Found only in the forests of northwestern Colombia, this tiny monkey is known locally as “Tití Cabeciblanco” or simply “Tití”.

The cotton-top tamarin (Saguinus oedipus) weighs no more than a pound (0.45 kg) and is named for the tuft of white hair on its head.

These miniature monkeys are arboreal (tree-dwelling) and live 20-30 feet (6-9 meters) above the ground. They spend most of their time in the trees, rarely coming down to the forest floor.

Cotton-Top Tamarin Painting

Cotton-tops live in families of 2-10 individuals, typically made up of a breeding pair and their offspring and sometimes unrelated immigrants. They spend time grooming each other and take turns keeping an eye out for possible predators like birds of prey and snakes.

Females often give birth to twins after a gestation of about 180 days. The babies weigh about 15-20% of the mother’s body weight and ride on the backs of the adults. All members help care for the infants – a behavior called alloparenting.

This cooperative care is not only essential to the survival of the infants but teaches vital life skills to the “babysitters”. Parental care is not instinctual but learned. If a tamarin has never carried a baby on its back it will likely reject its own offspring.

While they are caring towards family member, cotton-tops are very territorial towards neighboring groups.

Cotton-top tamarins are very vocal animals. They communicate through a surprisingly complex combination of chirps, whistles, squeals, screams and twitters. Researchers have identified 38 different vocalizations used to communicate with family members, convey playfulness, curiosity or fear, alert of danger, talk about food and more.

Certain calls may even reflect food preferences. A cotton-tops diet consists of fruit, nectar, sap, gum and insects. Tamarins may also be helpful in the propagation of the forest as digested seeds have been found to germinate better than non-digested ones.

Sadly, the cotton-top tamarin’s Colombian forest home is being destroyed and young tamarins are being taken for the illegal pet trade. With less than 7,400 remaining in the wild, these tiny tamarins are listed as Critically Endangered and are considered one of the most endangered primates in the world.

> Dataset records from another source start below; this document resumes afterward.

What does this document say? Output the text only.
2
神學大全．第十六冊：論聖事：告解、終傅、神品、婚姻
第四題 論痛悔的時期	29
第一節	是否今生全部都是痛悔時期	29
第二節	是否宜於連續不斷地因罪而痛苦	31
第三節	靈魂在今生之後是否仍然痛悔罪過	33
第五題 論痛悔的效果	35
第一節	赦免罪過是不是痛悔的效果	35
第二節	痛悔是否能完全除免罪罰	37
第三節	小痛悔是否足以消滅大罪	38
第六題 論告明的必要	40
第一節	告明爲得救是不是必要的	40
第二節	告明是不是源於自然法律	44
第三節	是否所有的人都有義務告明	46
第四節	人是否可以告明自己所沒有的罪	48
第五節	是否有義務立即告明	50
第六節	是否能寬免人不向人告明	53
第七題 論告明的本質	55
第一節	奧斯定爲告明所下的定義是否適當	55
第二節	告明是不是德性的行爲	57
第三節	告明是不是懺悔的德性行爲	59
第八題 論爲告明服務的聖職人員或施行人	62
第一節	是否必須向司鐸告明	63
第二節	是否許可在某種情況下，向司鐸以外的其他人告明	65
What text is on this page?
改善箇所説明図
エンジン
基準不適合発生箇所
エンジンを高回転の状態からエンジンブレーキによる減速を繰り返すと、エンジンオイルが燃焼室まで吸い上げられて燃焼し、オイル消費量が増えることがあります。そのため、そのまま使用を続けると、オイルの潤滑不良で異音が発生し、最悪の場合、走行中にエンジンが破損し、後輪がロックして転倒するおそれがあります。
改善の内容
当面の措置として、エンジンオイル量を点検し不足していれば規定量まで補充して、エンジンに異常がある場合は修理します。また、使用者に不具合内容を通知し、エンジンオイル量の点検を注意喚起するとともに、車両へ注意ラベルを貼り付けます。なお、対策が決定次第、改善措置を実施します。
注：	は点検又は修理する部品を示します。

But there is hope. Proyecto Tití, a conservation organization founded in 1985 by Dr. Anne Savage, works through scientific and field studies, public education and economic alternatives to help save the cotton-top tamarin.

Some local economic programs initiated include:

Tití Posts, fence posts that, instead of using trees the tamarins call home, are made out of recycled plastic, that would otherwise litter the environment.

“Eco-mochila”, traditional bags hand-crocheted out of recycled plastic bags by women artisans of the village of Los Limites. Sales of these practical items helps generate income for their families and reducing their dependency on the forest’s resources.